Beatrix's Song
The art of giving birth to the first child
We travel in time, constantly, from the twilight of always, in music, in love, everything is only perception, palpitation.
We have access to a myriad of information from the palm of our hand, but nothing really prepares us for the birth and life of a newborn.
The romanticisation of giving birth exceeds any preparation for the difficulties new parents face. You hear so much that you will be sleep deprived but that is just one of the challenges. Every baby is unique and they all struggle to adapt and grow up out of the womb.

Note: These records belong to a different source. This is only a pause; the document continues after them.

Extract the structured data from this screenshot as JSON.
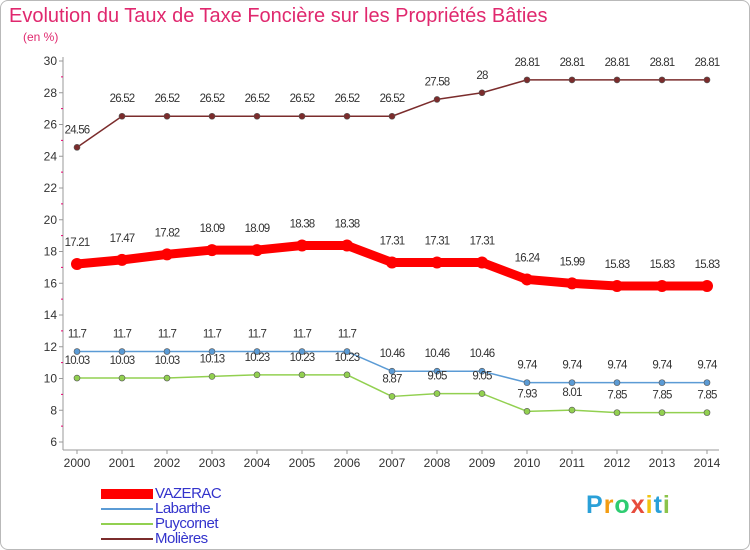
{
  "chart_data": {
    "type": "line",
    "title": "Evolution du Taux de Taxe Foncière sur les Propriétés Bâties",
    "subtitle": "(en %)",
    "xlabel": "",
    "ylabel": "",
    "x": [
      "2000",
      "2001",
      "2002",
      "2003",
      "2004",
      "2005",
      "2006",
      "2007",
      "2008",
      "2009",
      "2010",
      "2011",
      "2012",
      "2013",
      "2014"
    ],
    "y_ticks": [
      "6",
      "8",
      "10",
      "12",
      "14",
      "16",
      "18",
      "20",
      "22",
      "24",
      "26",
      "28",
      "30"
    ],
    "ylim": [
      6,
      30
    ],
    "grid": false,
    "legend_position": "bottom-left",
    "series": [
      {
        "name": "VAZERAC",
        "color": "#ff0000",
        "emphasis": true,
        "values": [
          17.21,
          17.47,
          17.82,
          18.09,
          18.09,
          18.38,
          18.38,
          17.31,
          17.31,
          17.31,
          16.24,
          15.99,
          15.83,
          15.83,
          15.83
        ],
        "labels": [
          "17.21",
          "17.47",
          "17.82",
          "18.09",
          "18.09",
          "18.38",
          "18.38",
          "17.31",
          "17.31",
          "17.31",
          "16.24",
          "15.99",
          "15.83",
          "15.83",
          "15.83"
        ]
      },
      {
        "name": "Labarthe",
        "color": "#5b9bd5",
        "emphasis": false,
        "values": [
          11.7,
          11.7,
          11.7,
          11.7,
          11.7,
          11.7,
          11.7,
          10.46,
          10.46,
          10.46,
          9.74,
          9.74,
          9.74,
          9.74,
          9.74
        ],
        "labels": [
          "11.7",
          "11.7",
          "11.7",
          "11.7",
          "11.7",
          "11.7",
          "11.7",
          "10.46",
          "10.46",
          "10.46",
          "9.74",
          "9.74",
          "9.74",
          "9.74",
          "9.74"
        ]
      },
      {
        "name": "Puycornet",
        "color": "#92d050",
        "emphasis": false,
        "values": [
          10.03,
          10.03,
          10.03,
          10.13,
          10.23,
          10.23,
          10.23,
          8.87,
          9.05,
          9.05,
          7.93,
          8.01,
          7.85,
          7.85,
          7.85
        ],
        "labels": [
          "10.03",
          "10.03",
          "10.03",
          "10.13",
          "10.23",
          "10.23",
          "10.23",
          "8.87",
          "9.05",
          "9.05",
          "7.93",
          "8.01",
          "7.85",
          "7.85",
          "7.85"
        ]
      },
      {
        "name": "Molières",
        "color": "#7b2c2c",
        "emphasis": false,
        "values": [
          24.56,
          26.52,
          26.52,
          26.52,
          26.52,
          26.52,
          26.52,
          26.52,
          27.58,
          28,
          28.81,
          28.81,
          28.81,
          28.81,
          28.81
        ],
        "labels": [
          "24.56",
          "26.52",
          "26.52",
          "26.52",
          "26.52",
          "26.52",
          "26.52",
          "26.52",
          "27.58",
          "28",
          "28.81",
          "28.81",
          "28.81",
          "28.81",
          "28.81"
        ]
      }
    ]
  },
  "brand": {
    "letters": [
      "P",
      "r",
      "o",
      "x",
      "i",
      "t",
      "i"
    ],
    "colors": [
      "#2aa0d8",
      "#f39c12",
      "#2ecc71",
      "#e74c3c",
      "#f1c40f",
      "#2aa0d8",
      "#8bc34a"
    ]
  }
}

Even though there are hard bits about debuting in parenthood, which leave us constantly worried, the overwhelming feeling of creating and helping a new life to unfold is beyond any other emotion. We’re living now the greatest and sweetest challenge of our lives. Watching our Beatrix open her big eyes to the infinitely large world was more than our hearts expected, our little but immense family allows us to feel love in many, many ways.
When we decided to compose this simple song for our “Little B” (as we called the baby before discovering her gender), we didn’t know what receiving a newborn into our lives would entail. Nonetheless, with an innocent dream in mind, the dream of our life with our Beatrix, we recorded this song.

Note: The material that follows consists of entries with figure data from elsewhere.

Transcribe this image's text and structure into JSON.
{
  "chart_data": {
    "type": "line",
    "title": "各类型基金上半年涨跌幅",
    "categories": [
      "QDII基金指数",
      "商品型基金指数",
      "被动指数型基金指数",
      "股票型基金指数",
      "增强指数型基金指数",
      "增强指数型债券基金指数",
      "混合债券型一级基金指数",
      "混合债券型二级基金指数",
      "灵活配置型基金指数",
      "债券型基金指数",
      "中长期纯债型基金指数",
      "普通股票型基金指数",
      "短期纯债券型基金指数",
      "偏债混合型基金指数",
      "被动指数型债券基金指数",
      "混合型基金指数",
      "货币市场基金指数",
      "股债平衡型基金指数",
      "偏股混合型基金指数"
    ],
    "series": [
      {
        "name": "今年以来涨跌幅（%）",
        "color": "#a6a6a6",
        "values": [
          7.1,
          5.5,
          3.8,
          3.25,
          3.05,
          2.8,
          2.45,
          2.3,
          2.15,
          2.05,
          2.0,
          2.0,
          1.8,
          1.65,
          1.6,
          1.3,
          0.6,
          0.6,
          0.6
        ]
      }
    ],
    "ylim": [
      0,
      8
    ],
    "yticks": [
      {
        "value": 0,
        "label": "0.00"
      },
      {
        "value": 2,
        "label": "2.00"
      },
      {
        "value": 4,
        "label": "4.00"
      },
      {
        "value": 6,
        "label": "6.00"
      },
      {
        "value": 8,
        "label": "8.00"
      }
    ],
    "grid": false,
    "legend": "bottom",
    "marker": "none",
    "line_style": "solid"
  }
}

It is a tribute that led us devour in tears of redemption to infinite love… a weightlessness song of a peaceful and sleeping child still inside the mysterious and soundful womb of her mother, who is singing alongside her daddy sweet and welcoming words.

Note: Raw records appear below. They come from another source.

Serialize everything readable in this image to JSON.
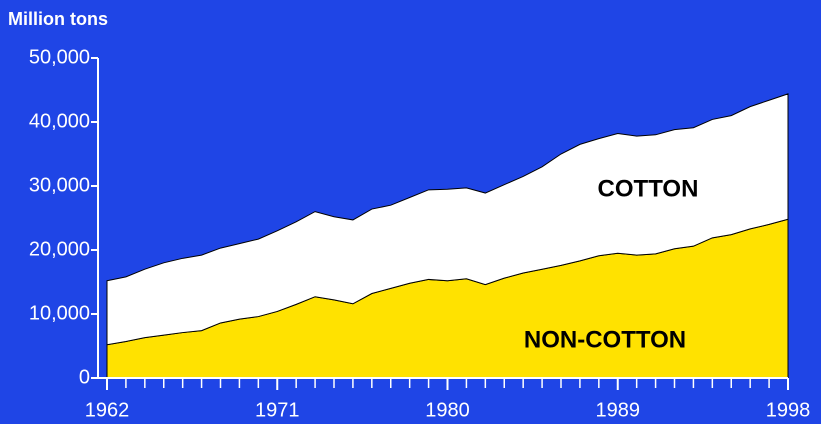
{
  "chart_data": {
    "type": "stacked_area",
    "y_label": "Million tons",
    "x": [
      1962,
      1963,
      1964,
      1965,
      1966,
      1967,
      1968,
      1969,
      1970,
      1971,
      1972,
      1973,
      1974,
      1975,
      1976,
      1977,
      1978,
      1979,
      1980,
      1981,
      1982,
      1983,
      1984,
      1985,
      1986,
      1987,
      1988,
      1989,
      1990,
      1991,
      1992,
      1993,
      1994,
      1995,
      1996,
      1997,
      1998
    ],
    "series": [
      {
        "name": "NON-COTTON",
        "color": "#ffe200",
        "values": [
          5200,
          5700,
          6300,
          6700,
          7100,
          7400,
          8600,
          9200,
          9600,
          10400,
          11500,
          12700,
          12200,
          11600,
          13200,
          14000,
          14800,
          15400,
          15200,
          15500,
          14600,
          15600,
          16400,
          17000,
          17600,
          18300,
          19100,
          19500,
          19200,
          19400,
          20200,
          20600,
          21900,
          22400,
          23300,
          24000,
          24800
        ]
      },
      {
        "name": "COTTON",
        "color": "#ffffff",
        "values": [
          10000,
          10100,
          10700,
          11300,
          11600,
          11800,
          11700,
          11800,
          12100,
          12600,
          12900,
          13300,
          13000,
          13100,
          13200,
          13000,
          13400,
          14000,
          14300,
          14200,
          14300,
          14600,
          15100,
          16000,
          17400,
          18200,
          18300,
          18700,
          18600,
          18600,
          18600,
          18500,
          18500,
          18600,
          19100,
          19400,
          19600
        ]
      }
    ],
    "xlim": [
      1962,
      1998
    ],
    "xticks": [
      1962,
      1971,
      1980,
      1989,
      1998
    ],
    "ylim": [
      0,
      50000
    ],
    "yticks": [
      0,
      {
        "value": 10000,
        "label": "10,000"
      },
      {
        "value": 20000,
        "label": "20,000"
      },
      {
        "value": 30000,
        "label": "30,000"
      },
      {
        "value": 40000,
        "label": "40,000"
      },
      {
        "value": 50000,
        "label": "50,000"
      }
    ]
  }
}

The composition of a simple song
The song begins like a soft lullaby in B Major played by a guitar and a vibraphone in sextolets, which brings fluidity and a soft coumpound time swing while the melody enters in simple time.
There are only four harmonies in the song, a tonic and mediant in B Major bring a feeling of peace and suspension, then a submediant and a tonic in the relative minor key, G sharp minor like a window opening on a warm and tender landscape.
Little by little, through a slightly distorted lead guitar, then by bringing new etheral sounds, the song destructures itself towards the diffuse atmosphere of the maternal cocoon, and finishes at the start of everything, the heartbeat of our little B, our Beatrix.